Traumatismes physiques: risque de mortalité plus élevé en milieu rural

Le risque de mortalité des personnes victimes de traumatismes physiques soignées en milieu rural est trois fois plus élevé qu’en ville. Les données de 26 hôpitaux situés dans des agglomérations de moins de 15 000 habitants, dont celui de Dolbeau-Mistassini, et de 33 centres de traumatologie urbains, dont Chicoutimi, Alma et Roberval, ont été analysées par des chercheurs de l’Université Laval.

Au total, ce sont 80 000 cas d’accidents survenus en quatre ans au Québec qui ont été analysés par l’équipe du Dr Richard Fleet, professeur à la Faculté de médecine de l’Université Laval. Les consultations étaient le résultat de chutes (66 %), d’accidents de la route (19 %) ou autres (15 %). Au total, 9 % des cas ont été traités dans des hôpitaux situés en milieu rural et les autres dans ces centres spécialisés en traumatologie.

Les résultats de l’étude, qui ont été publiés dans la revue scientifique BMJ Open, démontrent que le risque de mortalité est 3,4 fois plus élevé chez les patients soignés hors des centres urbains, tout cela en tenant compte des facteurs qui peuvent influencer les résultats comme l’âge, la gravité des blessures, etc.

Selon le professeur Fleet, le long délai entre l’appel au 911 et l’arrivée du patient à l’urgence en raison de la distance représente le principal facteur qui explique la différence avec les centres urbains.

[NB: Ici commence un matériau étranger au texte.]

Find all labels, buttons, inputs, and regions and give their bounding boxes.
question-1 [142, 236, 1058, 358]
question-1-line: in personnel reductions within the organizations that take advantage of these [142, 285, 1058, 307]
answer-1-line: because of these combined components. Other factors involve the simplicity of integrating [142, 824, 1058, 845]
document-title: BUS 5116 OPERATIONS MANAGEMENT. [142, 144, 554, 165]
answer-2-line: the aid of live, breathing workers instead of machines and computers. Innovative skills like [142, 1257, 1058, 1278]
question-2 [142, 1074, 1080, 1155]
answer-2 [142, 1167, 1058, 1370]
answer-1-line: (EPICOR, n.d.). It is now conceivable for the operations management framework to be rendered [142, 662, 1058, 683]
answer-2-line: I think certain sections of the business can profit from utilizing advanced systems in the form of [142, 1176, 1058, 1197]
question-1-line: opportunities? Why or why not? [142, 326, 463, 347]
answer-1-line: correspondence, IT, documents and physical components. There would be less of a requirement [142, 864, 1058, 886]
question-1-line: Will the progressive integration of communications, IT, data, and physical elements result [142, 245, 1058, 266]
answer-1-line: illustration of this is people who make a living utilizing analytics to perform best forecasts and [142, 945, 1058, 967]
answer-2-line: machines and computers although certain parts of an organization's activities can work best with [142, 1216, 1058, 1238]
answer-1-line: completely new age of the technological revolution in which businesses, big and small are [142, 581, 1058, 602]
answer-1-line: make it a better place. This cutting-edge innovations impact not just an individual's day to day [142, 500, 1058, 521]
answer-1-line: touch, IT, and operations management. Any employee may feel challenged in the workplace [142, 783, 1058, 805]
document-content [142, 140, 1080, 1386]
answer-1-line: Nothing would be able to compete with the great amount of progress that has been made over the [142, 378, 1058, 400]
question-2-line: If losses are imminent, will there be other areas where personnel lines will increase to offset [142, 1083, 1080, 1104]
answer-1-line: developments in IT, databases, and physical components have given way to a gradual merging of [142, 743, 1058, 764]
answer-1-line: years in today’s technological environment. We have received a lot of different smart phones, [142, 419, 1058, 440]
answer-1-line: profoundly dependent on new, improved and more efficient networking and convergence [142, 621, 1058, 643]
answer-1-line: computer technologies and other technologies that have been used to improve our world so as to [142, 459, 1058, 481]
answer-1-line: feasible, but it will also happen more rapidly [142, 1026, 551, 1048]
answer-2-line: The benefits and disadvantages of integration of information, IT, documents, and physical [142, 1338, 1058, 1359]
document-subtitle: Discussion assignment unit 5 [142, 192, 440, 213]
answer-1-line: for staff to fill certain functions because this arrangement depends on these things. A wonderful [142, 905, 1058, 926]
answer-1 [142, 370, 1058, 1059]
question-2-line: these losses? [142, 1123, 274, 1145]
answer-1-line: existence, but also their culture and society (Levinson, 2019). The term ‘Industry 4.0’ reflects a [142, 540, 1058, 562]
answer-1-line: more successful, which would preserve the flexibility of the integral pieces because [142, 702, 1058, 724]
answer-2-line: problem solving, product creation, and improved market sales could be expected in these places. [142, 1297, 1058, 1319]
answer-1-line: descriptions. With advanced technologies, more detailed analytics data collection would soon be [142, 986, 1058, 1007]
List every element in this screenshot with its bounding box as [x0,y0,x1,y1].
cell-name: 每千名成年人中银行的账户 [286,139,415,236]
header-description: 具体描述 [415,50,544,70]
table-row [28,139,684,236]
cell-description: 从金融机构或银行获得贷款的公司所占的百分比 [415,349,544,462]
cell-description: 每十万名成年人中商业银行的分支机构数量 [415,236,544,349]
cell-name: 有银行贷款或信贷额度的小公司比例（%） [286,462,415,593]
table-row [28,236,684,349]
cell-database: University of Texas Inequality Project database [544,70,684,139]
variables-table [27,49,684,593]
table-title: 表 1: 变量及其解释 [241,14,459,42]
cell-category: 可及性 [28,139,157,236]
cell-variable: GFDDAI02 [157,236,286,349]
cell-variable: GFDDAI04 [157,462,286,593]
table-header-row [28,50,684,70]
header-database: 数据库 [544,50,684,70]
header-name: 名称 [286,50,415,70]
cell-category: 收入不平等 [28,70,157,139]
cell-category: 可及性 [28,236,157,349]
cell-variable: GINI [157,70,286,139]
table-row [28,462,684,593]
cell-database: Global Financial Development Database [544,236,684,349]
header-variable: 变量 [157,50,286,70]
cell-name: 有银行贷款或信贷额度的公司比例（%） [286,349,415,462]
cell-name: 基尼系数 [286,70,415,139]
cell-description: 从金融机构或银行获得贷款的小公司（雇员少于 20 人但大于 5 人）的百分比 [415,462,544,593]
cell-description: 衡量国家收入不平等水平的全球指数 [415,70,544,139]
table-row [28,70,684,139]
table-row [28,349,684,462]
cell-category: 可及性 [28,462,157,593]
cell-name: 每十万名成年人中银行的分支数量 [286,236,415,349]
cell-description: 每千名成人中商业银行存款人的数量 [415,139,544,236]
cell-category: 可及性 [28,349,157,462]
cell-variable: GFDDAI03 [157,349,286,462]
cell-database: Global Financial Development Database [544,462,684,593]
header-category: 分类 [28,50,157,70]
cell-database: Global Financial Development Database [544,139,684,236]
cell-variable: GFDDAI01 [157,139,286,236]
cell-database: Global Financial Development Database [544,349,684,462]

« En traumatologie, il existe un concept non scientifique appelé le “Golden hour” selon lequel les chances de survie d’un patient sont nettement plus élevées s’il s’écoule moins de 60 minutes entre l’accident et le début des soins. Les données dont nous disposons ne contiennent malheureusement pas d’information sur le temps écoulé entre le signalement d’un accident et l’arrivée du patient à l’urgence. Donc, nous ne sommes pas en mesure de préciser dans quelle mesure la mortalité plus élevée en région rurale est attribuable aux plus longs délais, même si l’on sait qu’il s’agit d’un facteur déterminant, a expliqué le Dr Fleet dans un communiqué de presse. Les données montrent cependant clairement qu’une portion importante des décès survient dans la phase préhospitalière, ce qui pointe vers l’importance de réduire les temps d’intervention préhospitaliers via des changements dans les moyens de transport, par le recours aux hélicoptères par exemple, ou dans la formation et le suivi des ambulanciers. »

Selon les données, les milieux ruraux seraient moins bien desservis par les spécialistes et moins équipés que les centres urbains, « mais notre étude ne permet pas d’établir de lien entre l’absence de médecins spécialistes, le manque d’équipement et le taux de mortalité », admet le Dr Fleet.

Au Québec, il y a plus de 150 kilomètres entre un centre spécialisé en traumatologie et 60 % des urgences d’hôpitaux situés en région.

Au Saguenay-Lac-Saint-Jean, l’hôpital de Dolbeau-Mistassini est considéré comme un centre primaire de traumatologie, situé à plus de 45 minutes de route d’un centre de traumatologie secondaire ou tertiaire et offrant des services de chirurgie générale et d’anesthésie. Il peut recevoir des victimes de traumatisme qui ne présentent pas de complication systémique, mais qui nécessitent une stabilisation chirurgicale avant son transfert vers un centre plus spécialisé, explique le CIUSSS du Saguenay-Lac-Saint-Jean.

Quant aux hôpitaux de Chicoutimi (secondaire régional) ainsi que d’Alma et Roberval (centre secondaire de traumatologie), ils sont accessibles pour « toute victime d’un traumatisme grave et toute personne polytraumatisée qui ne nécessite pas de services relevant de centres tertiaires ou de centres d’expertise ». Ils offrent des services de chirurgie générale, d’orthopédie, de soins intensifs polyvalents et des services de réadaptation précoce.